Humans differ in outcomes after exposure to life‑threatening pathogens, yet the extent of population differences in immune responses and their genetic and evolutionary determinants remain undefined. The study aimed to characterize the transcriptional response of primary monocytes from Africans and Europeans to bacterial and viral stimuli and map expression quantitative trait loci. Using RNA sequencing, the authors profiled monocyte responses to TLR1/2, TLR4, TLR7/8 ligands and influenza virus, then identified cis‑ and trans‑eQTLs. They identified numerous cis‑eQTLs underlying population‑specific immune responses, a trans‑eQTL hotspot at TLR1 that reduces pro‑inflammatory gene expression in Europeans, and showed that Neandertal admixture introduced regulatory variants that preferentially affect viral responses, highlighting evolutionarily important determinants of host immune variability.

Abstract

Humans differ in the outcome that follows exposure to life-threatening pathogens, yet the extent of population differences in immune responses and their genetic and evolutionary determinants remain undefined.
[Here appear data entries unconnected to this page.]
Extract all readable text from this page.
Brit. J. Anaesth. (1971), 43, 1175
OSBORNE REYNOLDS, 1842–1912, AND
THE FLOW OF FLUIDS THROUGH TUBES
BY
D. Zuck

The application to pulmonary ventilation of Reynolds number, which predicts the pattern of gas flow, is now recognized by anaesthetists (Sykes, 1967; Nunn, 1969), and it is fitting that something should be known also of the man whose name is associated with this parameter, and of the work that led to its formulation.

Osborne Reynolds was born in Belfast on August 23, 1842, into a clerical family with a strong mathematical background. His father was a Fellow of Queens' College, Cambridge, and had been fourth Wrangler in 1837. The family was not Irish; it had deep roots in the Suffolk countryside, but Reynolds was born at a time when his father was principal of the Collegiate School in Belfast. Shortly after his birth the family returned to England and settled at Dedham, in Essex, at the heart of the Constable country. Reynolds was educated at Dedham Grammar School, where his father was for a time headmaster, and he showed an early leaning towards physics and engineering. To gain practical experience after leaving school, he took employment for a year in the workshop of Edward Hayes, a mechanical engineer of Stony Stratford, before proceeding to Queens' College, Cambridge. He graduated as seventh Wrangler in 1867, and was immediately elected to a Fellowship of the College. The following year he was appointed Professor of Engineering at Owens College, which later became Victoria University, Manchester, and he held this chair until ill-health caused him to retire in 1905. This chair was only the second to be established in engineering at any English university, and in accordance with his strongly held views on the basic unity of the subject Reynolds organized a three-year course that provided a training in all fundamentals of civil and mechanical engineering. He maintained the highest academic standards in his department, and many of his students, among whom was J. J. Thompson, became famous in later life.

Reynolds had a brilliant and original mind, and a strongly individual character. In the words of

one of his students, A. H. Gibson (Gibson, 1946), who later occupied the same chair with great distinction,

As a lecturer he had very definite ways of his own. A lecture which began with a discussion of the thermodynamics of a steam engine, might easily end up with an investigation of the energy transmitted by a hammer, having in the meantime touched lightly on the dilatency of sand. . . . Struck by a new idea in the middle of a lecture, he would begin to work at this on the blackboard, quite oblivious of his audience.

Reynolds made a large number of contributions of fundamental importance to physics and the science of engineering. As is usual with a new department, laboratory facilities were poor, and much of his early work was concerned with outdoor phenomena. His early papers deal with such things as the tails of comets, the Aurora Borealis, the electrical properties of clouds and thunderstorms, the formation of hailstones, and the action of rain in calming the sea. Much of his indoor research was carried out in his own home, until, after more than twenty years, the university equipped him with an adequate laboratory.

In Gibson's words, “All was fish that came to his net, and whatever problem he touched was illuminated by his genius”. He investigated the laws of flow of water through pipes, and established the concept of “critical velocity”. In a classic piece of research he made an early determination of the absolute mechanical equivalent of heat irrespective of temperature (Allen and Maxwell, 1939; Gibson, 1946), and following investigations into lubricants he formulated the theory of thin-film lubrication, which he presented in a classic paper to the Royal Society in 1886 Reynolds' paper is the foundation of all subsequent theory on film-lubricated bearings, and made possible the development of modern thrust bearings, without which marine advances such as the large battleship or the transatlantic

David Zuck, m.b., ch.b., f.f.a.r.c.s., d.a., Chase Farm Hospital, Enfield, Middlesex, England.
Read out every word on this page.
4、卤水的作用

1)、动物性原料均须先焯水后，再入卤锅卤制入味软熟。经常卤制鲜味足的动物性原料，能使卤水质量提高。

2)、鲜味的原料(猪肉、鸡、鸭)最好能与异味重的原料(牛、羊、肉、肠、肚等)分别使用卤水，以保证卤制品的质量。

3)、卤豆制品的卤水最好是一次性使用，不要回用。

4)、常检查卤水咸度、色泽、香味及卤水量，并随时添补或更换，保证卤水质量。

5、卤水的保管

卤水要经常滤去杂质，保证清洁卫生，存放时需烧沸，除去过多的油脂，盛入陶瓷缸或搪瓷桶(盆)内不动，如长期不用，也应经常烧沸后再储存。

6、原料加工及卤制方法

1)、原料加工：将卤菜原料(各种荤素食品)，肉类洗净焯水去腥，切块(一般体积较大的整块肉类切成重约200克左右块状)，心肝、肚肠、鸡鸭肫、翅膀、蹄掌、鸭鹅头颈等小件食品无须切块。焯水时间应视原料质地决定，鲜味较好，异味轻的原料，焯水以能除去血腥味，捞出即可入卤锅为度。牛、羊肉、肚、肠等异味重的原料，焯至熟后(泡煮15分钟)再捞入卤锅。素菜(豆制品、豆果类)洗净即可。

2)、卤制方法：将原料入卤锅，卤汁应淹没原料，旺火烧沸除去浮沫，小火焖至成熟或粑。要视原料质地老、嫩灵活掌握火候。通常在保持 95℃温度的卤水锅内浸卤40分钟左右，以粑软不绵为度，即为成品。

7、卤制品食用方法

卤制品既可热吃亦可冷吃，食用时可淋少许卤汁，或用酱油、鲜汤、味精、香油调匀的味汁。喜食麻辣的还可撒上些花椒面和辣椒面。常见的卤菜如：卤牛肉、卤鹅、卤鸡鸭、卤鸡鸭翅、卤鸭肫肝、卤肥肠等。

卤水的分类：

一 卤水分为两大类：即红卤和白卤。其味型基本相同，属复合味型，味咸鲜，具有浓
Here, we characterized, using RNA sequencing, the transcriptional response of primary monocytes from Africans and Europeans to bacterial and viral stimuli—ligands activating Toll-like receptor pathways (TLR1/2, TLR4, and TLR7/8) and influenza virus—and mapped expression quantitative trait loci (eQTLs). We identify numerous cis-eQTLs that contribute to the marked differences in immune responses detected within and between populations and a strong trans-eQTL hotspot at TLR1 that decreases expression of pro-inflammatory genes in Europeans only. We find that immune-responsive regulatory variants are enriched in population-specific signals of natural selection and show that admixture with Neandertals introduced regulatory variants into European genomes, affecting preferentially responses to viral challenges. Together, our study uncovers evolutionarily important determinants of differences in host immune responsiveness between human populations.